WARREN, NJ - Bids for Warren's new 26,565-square-foot municipal building have come in higher than originally anticipated, approximately $2.44 million higher.
An ordinance was introduced at the last Township Committee meeting to amend the initial $4.75 million prior ordinance increasing the appropriation to $7.19 million and issuing $6.83 million in bonds for the project.
The township went out to bid for the project on July 8, receiving 17 submissions that ranged from $5.949 million to $7.77 million, for the three-story building, according to Township Administrator Mark Krane.
Krane said that, based upon analysis prepared by auditors, the additional bonding from the $2.44 million cost increase would account for approximately $24.50 of a total $86.50 per average house if the township were to bond for 15 years.
The average house in Warren is assessed at $690,295.
One Warren resident spoke at the meeting regarding the cost increase. “This started as just something for the police department and then it expanded,” said Joe Lakatos. “No big deal. We’ll just tax and spend our way out of here like it is nothing.Easy come easy go, what the heck,” he added.

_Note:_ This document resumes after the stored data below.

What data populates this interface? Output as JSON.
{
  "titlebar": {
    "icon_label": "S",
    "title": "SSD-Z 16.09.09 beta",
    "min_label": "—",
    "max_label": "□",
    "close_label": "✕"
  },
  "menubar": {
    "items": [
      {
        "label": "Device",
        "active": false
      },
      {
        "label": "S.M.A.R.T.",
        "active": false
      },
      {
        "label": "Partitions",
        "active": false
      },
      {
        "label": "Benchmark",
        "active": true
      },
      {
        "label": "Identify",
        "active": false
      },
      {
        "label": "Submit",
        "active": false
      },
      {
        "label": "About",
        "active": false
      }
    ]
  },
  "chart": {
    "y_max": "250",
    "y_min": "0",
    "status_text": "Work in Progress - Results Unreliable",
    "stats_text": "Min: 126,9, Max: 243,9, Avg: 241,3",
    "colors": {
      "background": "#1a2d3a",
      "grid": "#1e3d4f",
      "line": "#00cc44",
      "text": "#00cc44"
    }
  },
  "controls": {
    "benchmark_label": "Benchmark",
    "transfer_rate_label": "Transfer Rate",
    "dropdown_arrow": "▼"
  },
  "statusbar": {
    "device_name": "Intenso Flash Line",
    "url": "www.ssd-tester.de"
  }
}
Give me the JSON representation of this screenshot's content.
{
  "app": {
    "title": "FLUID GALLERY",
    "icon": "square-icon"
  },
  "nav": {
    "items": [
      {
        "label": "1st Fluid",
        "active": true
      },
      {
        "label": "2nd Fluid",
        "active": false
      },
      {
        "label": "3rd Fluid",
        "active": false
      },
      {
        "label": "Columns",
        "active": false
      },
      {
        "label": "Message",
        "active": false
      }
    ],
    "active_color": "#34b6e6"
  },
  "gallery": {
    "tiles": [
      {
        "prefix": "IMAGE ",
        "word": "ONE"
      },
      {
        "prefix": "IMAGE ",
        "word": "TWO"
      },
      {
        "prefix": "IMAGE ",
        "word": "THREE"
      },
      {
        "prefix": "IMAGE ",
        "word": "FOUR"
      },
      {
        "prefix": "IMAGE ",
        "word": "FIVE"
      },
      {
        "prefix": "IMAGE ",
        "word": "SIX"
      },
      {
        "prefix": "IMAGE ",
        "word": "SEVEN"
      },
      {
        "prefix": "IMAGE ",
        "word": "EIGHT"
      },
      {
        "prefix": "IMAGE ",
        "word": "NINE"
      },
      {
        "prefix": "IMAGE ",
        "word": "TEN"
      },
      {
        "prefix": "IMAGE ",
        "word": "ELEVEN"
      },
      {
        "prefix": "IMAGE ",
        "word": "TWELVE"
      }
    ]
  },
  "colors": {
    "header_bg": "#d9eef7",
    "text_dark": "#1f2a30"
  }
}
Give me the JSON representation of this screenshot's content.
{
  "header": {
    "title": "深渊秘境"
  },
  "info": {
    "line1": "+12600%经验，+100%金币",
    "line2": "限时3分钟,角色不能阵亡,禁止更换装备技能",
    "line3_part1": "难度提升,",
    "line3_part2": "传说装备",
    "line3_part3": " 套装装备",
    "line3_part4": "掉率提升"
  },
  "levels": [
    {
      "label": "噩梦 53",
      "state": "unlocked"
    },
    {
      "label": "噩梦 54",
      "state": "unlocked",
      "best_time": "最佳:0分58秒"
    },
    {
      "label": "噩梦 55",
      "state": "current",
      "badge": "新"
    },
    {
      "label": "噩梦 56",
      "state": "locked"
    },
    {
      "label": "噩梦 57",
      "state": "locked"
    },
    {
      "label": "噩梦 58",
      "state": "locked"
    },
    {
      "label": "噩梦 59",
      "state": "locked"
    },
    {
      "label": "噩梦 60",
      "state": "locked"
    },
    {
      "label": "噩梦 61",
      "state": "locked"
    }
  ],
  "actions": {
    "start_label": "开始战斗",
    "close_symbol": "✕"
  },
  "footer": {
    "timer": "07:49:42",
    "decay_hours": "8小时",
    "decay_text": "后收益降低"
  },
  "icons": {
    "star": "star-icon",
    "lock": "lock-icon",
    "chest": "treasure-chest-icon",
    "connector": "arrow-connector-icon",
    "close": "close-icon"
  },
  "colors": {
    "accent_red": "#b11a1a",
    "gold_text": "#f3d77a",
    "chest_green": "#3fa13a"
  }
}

“I believe that first cost estimate was an estimate for an appropriation based on what we thought we could do with that at that time, but when you go to bid you find out the facts, and sometimes they are harder to take,” said Mayor Michael Marion. Marion added that the committee is not happy about the cost, but that the new complex is what is best for Warren's future. And the time to do it is now when Warren has a AAA bond rating and interest rates are low.
"We have a township that its many committees are comprised of volunteers. We can’t have a meeting, because there is not a meeting room to meet in. We’ve asked these volunteers to run our organizations, and we can’t provide a place to meet,” said Committeeman George Lazo.
“If you’ve been in our building, you’ll know that it is over 100 years old, you will know that it is not ADA (Americans with Disabilities) compliant, and our contention is we need to move into the future, and this is the proper way to do it,” said Marion.
The public hearing on the ordinance is scheduled for Thursday, Aug. 13.